Di conseguenza, le ricorrenti hanno chiesto che il Tribunale adito, una volta riconosciuto il legame di filiazione intercorrente anche tra i bambini coinvolti e la "seconda" madre biologica - e non solo con la madre partoriente -, ordinasse all'Ufficiale di Stato Civile interessato l'integrazione dell'atto di nascita dei minori, mediante l'aggiunta del cognome dell'altra donna.

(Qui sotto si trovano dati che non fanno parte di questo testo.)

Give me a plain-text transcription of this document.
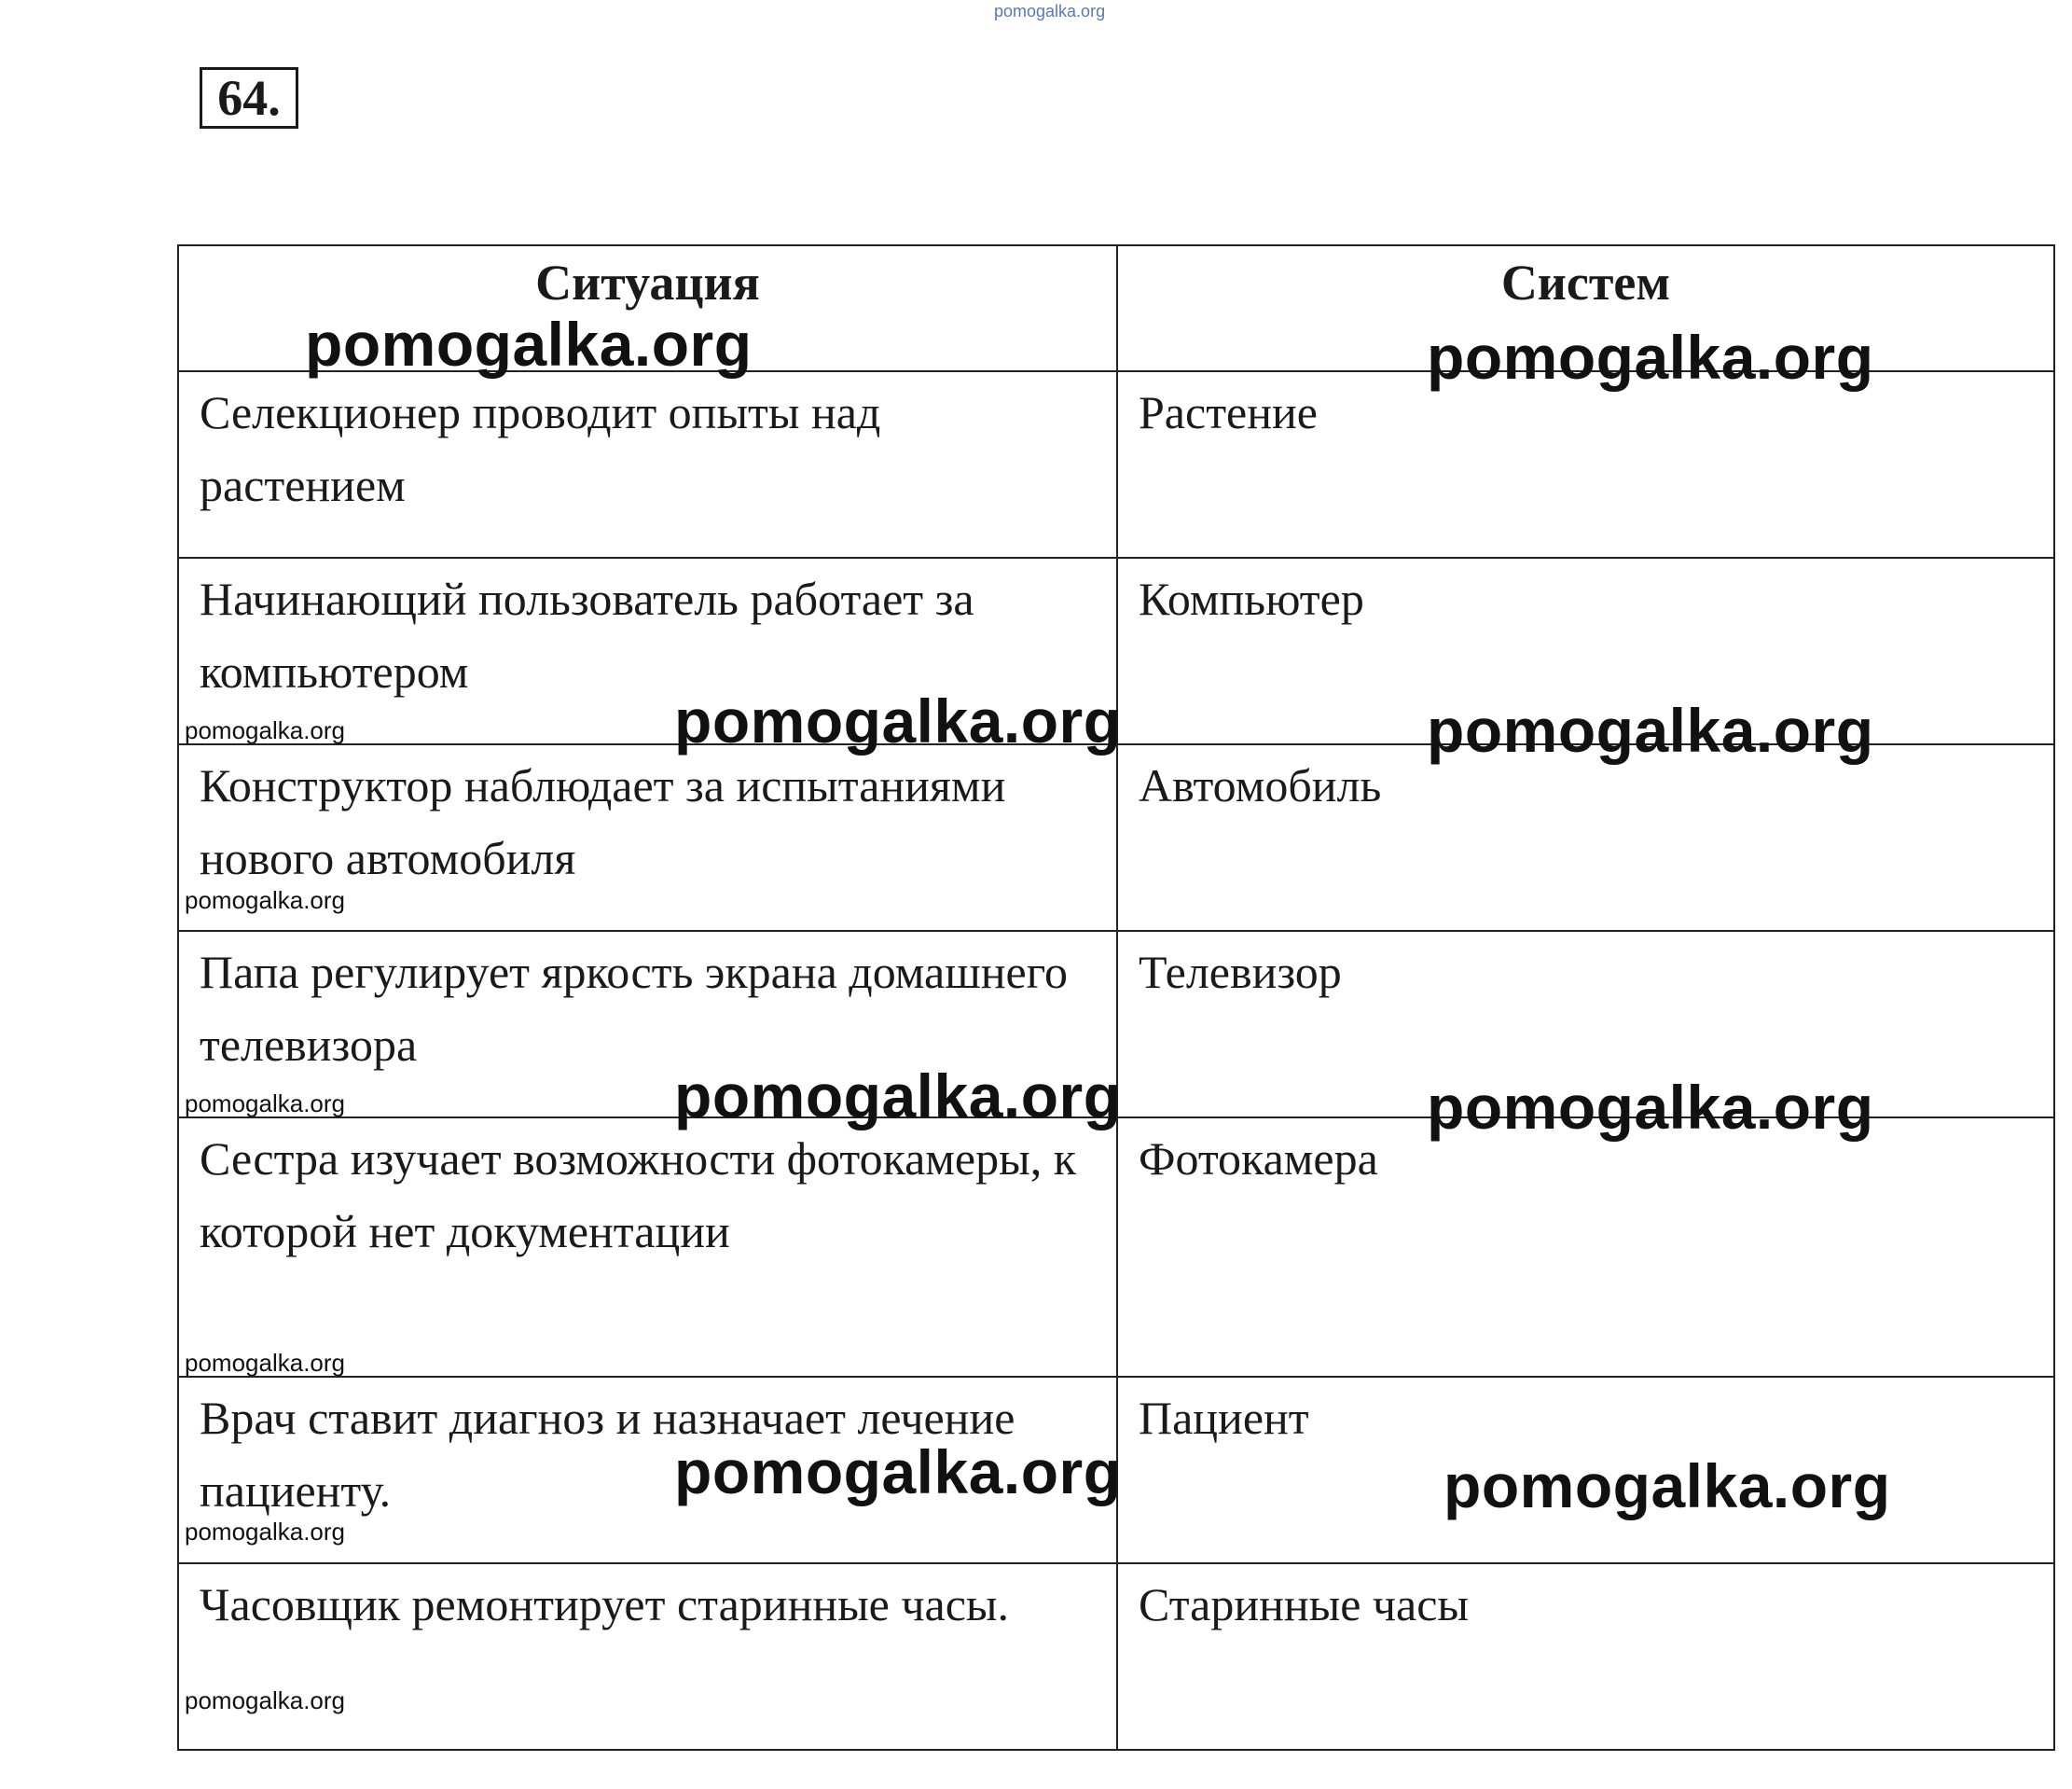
pomogalka.org
64.
Ситуация	Систем
Селекционер проводит опыты над растением	Растение
Начинающий пользователь работает за компьютером	Компьютер
Конструктор наблюдает за испытаниями нового автомобиля	Автомобиль
Папа регулирует яркость экрана домашнего телевизора	Телевизор
Сестра изучает возможности фотокамеры, к которой нет документации	Фотокамера
Врач ставит диагноз и назначает лечение пациенту.	Пациент
Часовщик ремонтирует старинные часы.	Старинные часы
pomogalka.org	pomogalka.org
pomogalka.org	pomogalka.org
pomogalka.org	pomogalka.org
pomogalka.org	pomogalka.org
pomogalka.org
pomogalka.org
pomogalka.org
pomogalka.org
pomogalka.org
pomogalka.org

Il Giudice ordinario di primo grado ha respinto il ricorso sulla base del seguente ragionamento:

- poiché l'art. 5 della legge n. 40/2004 sancisce che possono accedere alle tecniche di procreazione medicalmente assistita soltanto coppie di maggiorenni viventi e di sesso diverso, coniugate o conviventi, in età potenzialmente fertile, non è consentito, allo stato attuale della legislazione vigente, l'accesso alla procreazione medicalmente assistita alle coppie omosessuali, anche in relazione alla previsione di sanzioni amministrative a carico di chi applica le tecniche di PMA a coppie "composte da soggetti dello stesso sesso”;

- la legittimità costituzionale di tale scelta legislativa è già stata affermata dalla Corte Costituzionale che, con la sentenza n. 221/2019, ha evidenziato che l'infertilità fisiologica della coppia omosessuale (femminile) non è affatto omologabile all'infertilità (di tipo assoluto e irreversibile) della coppia eterosessuale affetta da patologie riproduttive, trattandosi di fenomeni ontologicamente distinti;

- la sussistenza, sul piano fattuale, di un concreto rapporto genitoriale non solo intenzionale ed affettivo ma anche biologico tra i minori ed entrambe le ricorrenti non può tuttavia conferire allo stesso il riconoscimento richiesto sul piano giuridico, stante l'assenza, allo stato attuale, di strumenti normativi tali da consentire l’accoglimento della domanda, e posto che l'esigenza di tutela dell'interesse dei minori, sempre allo stato della legislazione vigente, non può comunque legittimare il Tribunale a sostituire le proprie valutazioni con quelle spettanti esclusivamente al legislatore, cui solo compete l'individuazione degli strumenti giuridici più idonei allo scopo, e necessari anche al fine di assicurare uniformità di tutela su tutto il territorio nazionale.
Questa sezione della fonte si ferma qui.